Dug this out of The Box this a.m. It seemed appropriate to include in a chapter I am writing in my book. I scanned this blog quickly and see I have never put it here. It seems so trite reading it now yet I remember putting so much effort, spending so much time thinking about what I would write. This is it? You are granted the opportunity to give a letter to the daughter you are going to leave with strangers and this is the crap you came up with, I ask my 18 year old self?
It strikes me now now as a bit cold, guarded and overly mature. Realizing I was rather precocious since Kindergarten the maturity doesn’t really strike me as much as the lack of emotion. I still smile at my forethought to copy it verbatim for myself. I remember thinking it would be a tool to make a match when I found her.
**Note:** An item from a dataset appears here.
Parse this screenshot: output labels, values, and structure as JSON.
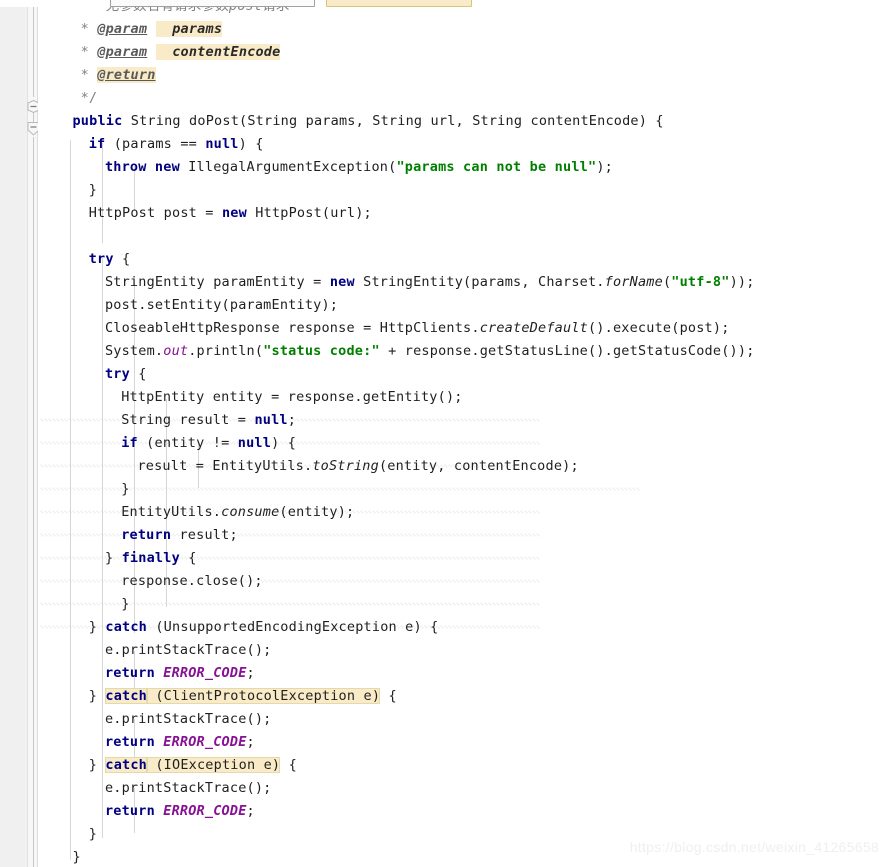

I have no idea if the agency ever gave this to my daughters adoptive parents. If they did, I have no idea if they ever gave it to her. Based on what she told me about her adoptive parents and the things that have transpired in our reunion I am going to guess they did not.
Here, read it, and feel free to say to yourself (or me, gently, in a comment) “Really?”
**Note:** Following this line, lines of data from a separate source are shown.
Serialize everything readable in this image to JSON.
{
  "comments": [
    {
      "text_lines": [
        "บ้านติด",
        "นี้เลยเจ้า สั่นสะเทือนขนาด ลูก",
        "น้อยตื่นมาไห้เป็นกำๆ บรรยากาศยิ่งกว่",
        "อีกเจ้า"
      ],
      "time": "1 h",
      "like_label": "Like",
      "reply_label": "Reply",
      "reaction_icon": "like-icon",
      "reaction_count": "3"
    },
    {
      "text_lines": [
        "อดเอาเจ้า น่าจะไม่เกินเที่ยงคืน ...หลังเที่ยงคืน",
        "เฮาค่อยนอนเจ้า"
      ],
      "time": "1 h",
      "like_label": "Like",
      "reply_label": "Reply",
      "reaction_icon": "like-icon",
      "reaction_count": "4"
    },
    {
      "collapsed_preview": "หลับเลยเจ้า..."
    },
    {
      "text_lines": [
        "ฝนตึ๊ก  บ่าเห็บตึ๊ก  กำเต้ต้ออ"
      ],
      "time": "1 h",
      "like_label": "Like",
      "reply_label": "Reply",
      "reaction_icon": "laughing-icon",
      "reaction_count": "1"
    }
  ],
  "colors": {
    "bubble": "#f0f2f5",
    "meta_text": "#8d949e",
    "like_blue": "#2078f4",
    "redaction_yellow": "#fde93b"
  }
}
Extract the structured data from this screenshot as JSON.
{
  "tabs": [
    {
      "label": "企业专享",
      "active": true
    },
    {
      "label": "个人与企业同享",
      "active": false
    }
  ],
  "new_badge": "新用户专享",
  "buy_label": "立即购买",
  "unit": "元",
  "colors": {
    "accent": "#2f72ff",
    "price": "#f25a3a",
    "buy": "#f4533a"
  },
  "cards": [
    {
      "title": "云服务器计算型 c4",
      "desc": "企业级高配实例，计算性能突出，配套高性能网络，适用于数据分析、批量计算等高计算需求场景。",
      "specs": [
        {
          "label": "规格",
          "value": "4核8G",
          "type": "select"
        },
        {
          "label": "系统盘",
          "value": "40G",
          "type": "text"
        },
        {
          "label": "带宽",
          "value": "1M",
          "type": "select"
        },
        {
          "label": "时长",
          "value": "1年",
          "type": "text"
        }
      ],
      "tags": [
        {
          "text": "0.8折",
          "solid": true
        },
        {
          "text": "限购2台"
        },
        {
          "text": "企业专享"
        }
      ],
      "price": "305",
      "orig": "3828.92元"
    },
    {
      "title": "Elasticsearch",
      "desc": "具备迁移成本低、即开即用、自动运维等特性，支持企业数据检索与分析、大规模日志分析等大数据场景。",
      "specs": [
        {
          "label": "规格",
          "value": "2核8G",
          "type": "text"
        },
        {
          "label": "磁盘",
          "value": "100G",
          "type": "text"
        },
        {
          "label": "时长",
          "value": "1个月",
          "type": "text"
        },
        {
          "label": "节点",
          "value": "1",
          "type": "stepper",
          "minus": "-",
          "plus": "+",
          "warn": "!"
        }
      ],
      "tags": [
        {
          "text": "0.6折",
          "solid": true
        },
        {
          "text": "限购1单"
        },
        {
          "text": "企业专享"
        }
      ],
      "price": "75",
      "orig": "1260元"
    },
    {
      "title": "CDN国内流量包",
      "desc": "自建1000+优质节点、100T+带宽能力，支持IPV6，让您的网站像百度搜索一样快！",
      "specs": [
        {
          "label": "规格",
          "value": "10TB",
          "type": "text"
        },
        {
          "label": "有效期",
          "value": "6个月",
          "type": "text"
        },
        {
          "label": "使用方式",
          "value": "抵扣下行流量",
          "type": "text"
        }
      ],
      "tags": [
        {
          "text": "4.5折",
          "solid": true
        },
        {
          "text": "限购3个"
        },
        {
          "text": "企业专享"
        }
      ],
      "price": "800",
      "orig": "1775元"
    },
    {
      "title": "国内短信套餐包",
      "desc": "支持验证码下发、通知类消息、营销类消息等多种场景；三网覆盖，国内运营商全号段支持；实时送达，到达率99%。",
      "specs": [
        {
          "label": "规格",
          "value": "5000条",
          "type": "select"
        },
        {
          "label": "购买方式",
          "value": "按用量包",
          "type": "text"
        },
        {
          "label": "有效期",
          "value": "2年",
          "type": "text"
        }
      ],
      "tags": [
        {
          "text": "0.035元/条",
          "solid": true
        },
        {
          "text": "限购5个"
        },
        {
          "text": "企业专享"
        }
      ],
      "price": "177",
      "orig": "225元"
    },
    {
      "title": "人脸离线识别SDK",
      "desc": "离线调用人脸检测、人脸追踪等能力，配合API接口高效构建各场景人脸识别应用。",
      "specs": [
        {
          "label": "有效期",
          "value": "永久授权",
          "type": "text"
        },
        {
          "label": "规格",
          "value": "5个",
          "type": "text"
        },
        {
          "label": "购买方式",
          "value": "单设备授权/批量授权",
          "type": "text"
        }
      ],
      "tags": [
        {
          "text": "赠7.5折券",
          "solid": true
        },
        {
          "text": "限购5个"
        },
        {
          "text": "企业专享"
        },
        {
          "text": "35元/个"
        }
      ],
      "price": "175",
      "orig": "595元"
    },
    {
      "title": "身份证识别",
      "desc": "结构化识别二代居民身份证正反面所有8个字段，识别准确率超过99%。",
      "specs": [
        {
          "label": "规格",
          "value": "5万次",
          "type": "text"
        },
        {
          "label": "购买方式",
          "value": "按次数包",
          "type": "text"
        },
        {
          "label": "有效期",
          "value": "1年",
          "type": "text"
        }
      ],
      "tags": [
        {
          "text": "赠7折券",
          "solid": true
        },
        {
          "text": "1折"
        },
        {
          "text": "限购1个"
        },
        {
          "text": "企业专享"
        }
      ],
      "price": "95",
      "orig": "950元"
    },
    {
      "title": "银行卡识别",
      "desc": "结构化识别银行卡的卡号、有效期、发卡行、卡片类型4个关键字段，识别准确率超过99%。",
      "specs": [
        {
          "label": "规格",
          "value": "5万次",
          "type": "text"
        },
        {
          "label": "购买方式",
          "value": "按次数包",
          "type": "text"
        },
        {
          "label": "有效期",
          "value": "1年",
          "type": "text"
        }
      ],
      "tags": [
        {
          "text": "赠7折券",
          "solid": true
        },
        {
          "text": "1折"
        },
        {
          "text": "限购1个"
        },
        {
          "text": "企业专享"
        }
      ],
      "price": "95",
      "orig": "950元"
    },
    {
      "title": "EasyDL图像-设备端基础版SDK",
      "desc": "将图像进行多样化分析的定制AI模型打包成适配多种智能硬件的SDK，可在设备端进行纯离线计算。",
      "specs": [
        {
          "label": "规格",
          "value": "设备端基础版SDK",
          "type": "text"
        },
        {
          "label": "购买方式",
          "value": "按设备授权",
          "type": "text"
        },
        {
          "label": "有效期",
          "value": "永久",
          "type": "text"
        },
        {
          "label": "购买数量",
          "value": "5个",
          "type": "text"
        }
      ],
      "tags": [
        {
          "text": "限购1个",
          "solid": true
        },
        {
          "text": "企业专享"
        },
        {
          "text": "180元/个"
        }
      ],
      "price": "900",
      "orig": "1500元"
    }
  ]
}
Letter to my Daughter dated May 19, 1986 (the day I surrendered her to Easter House):
My darling daughter –
Your life is all I have to give you. Treat it well. Nourish it. Replenish it and love it. For love is what enabled me to give you this life.
If I could give you something of myself, I’d give you my strength to carry on. To endure, to go forth. Though the winds of life may bend you, you must always push on. You must always pray that tomorrow will be better than today.
It is this strength, my daughter, that enables me to let go of your beautiful face and to carry on. Though my heart is torn and tattered, it is my heart, my inner soul, and if I give you nothing, I give you my love.
Happy trails my darling Amber.
– Susan Bednarz, May 19, 1986
The second sentence in the second to last paragraph doesn’t even make sense. Note how I call her my daughter but I sign it my full name, not your mother, or anything like that? Love enabled me to give you life? Actually it was her father’s sperm. I remember fearing the agency would read this letter as well as the adoptive parents (at least one party probably did) and I was so worried about what I couldn’t say. I suspect even in surrendering I was trying to look all smarty and capable.